Tuesday, April 18, 2017

Postfreudyzm

W cieniu układam
moje myśli.
W kostkę.
Z nieświadomości wyławiam
wyparte wspomnienia,
zaniedbane nieogolone,
prasuję im rogi
na okrągło.
Przyszywam guziki
do zamka błyskawicznie-
go.
W cieniu podlewam
swoje bezpieczne
nałogi
szampanem i whiskey.
Czasem najtrudniej
mówi się o tym
o czym najwiecej się myśli.


Friday, April 14, 2017

mruczenie

Planujemy. Z szeroko otwartymi
ustami. Połykamy.
Kawałki powietrza.
Kawałkami czasu. Zaszywam
przecieki światła.
Szybko. Aż łapie mnie
czkawka. Czkawką zaparzam
nam dzbanek śmiechu. Z cytryną
tak jak lubisz.
Planujemy. Całą przyszłość. Lunch w środę.
Ołówkiem na serwetce
tarasy, winobranie,
suknie ślubne, imiona dla dziewczynek,
podróże, menu cząstkowe
na Wielkanoc.
Planujemy.

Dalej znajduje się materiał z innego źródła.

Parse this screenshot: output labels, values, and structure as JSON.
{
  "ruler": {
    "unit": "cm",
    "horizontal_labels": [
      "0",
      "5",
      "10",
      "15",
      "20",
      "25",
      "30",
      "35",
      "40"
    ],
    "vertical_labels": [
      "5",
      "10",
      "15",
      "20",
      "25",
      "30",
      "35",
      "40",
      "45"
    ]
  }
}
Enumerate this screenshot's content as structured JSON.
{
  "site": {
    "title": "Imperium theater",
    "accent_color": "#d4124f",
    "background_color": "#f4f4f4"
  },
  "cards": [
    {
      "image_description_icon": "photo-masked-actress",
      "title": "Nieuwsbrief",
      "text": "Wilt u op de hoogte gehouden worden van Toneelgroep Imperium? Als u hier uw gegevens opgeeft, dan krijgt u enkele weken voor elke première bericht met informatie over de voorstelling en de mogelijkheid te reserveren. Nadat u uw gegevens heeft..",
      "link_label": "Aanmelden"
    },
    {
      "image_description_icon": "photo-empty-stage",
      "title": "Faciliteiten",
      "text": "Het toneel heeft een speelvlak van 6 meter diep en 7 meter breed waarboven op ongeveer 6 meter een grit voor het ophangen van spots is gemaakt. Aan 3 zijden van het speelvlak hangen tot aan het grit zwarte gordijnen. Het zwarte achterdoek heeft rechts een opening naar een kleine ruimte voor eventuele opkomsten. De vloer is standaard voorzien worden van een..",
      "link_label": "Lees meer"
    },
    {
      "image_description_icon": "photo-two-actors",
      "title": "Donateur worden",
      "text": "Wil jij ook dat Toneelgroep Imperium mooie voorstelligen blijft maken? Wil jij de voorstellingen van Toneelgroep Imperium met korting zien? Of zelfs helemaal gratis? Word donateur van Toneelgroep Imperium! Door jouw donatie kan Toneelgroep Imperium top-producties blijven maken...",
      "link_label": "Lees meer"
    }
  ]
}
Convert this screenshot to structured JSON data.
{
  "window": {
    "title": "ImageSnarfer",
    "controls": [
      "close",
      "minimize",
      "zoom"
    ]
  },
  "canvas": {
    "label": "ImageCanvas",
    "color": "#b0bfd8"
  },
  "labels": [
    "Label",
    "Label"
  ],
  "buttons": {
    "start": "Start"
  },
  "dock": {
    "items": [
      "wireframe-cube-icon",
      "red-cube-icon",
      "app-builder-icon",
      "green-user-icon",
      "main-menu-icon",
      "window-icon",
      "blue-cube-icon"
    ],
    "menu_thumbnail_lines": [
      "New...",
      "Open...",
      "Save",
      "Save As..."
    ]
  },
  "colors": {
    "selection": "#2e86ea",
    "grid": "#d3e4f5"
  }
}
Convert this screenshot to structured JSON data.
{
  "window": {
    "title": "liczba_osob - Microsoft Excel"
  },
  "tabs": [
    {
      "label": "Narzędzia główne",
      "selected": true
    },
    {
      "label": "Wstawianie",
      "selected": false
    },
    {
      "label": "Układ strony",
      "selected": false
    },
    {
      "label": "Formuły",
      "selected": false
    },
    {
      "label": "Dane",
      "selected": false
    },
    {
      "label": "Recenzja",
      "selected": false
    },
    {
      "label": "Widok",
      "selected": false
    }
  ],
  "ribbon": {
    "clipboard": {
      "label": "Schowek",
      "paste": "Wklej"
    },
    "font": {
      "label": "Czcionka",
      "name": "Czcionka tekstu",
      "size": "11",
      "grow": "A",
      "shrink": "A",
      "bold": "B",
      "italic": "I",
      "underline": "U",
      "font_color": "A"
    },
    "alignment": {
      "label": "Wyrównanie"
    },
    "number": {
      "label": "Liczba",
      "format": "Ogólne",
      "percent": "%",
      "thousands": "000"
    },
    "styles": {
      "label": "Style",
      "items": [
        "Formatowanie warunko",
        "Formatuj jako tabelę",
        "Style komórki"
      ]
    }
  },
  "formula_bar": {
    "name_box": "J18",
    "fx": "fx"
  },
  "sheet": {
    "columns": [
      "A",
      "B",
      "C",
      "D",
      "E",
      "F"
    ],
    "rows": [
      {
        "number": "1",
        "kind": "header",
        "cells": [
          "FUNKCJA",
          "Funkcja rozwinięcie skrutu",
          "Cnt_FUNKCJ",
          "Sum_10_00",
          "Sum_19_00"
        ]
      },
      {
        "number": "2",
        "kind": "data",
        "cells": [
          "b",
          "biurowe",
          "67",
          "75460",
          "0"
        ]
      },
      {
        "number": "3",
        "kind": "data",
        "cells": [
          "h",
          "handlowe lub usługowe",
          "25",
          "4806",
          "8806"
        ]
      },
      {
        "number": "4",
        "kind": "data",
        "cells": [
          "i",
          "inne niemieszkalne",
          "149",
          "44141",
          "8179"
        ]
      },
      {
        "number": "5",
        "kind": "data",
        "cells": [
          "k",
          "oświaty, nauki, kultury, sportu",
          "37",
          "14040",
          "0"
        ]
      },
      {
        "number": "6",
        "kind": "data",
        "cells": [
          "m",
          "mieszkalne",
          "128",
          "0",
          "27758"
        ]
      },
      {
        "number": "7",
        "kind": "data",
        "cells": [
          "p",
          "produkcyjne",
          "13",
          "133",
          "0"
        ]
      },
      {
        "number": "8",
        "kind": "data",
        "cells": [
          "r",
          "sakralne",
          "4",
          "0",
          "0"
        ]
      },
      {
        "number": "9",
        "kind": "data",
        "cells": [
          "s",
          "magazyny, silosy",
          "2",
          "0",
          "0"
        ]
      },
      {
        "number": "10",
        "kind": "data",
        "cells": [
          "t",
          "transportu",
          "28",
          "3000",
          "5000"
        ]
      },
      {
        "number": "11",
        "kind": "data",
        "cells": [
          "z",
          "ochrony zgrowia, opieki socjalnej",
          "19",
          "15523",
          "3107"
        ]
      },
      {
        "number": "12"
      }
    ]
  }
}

W słońcu
opalam myśli.
Jesteś
moim planem.
Samym w sobie.
Spójrz,
zmęczona całą przyszłością
mruczę sobie w tobie.

Sunday, April 09, 2017

About my work

You ask me
to talk about my work
I knit a story
without names
without faces
I cut my fingers
and forget to bleed
The lake freezes
pistacchio-painted
pieces of memories
I lick silently
break my words
into syllables
es.
You ask me to talk about
my work
You came so close
to the answer
and than the light
under the supper plates
fish can speak
carrots bake a frosting cake.


Wednesday, April 05, 2017

Kartka z urlopu

Moje myśli
pienią się burzliwie
rozbijają o molo
o piasek potykają
o bursztyny.
Stopy wczasowiczów
kalosze małych dzieci
brodzą w moich myślach
po kolana.
Przemyślenia wakacyjno
antropolo z molo.
Mój zachód słońca w kolorze
mewy
twoje zachody.
Moje myśli
pienią się i huczą
buh tsss szum i buh.
Maluję je grubą warstwą zapomnienia
tłumię watą cukrowa.
Moje myśli pienią się zdradliwie
wpełzają w zakamarki
twoich nałogów
palą z nimi jointy,
popijają whisky
kipią na podłogę.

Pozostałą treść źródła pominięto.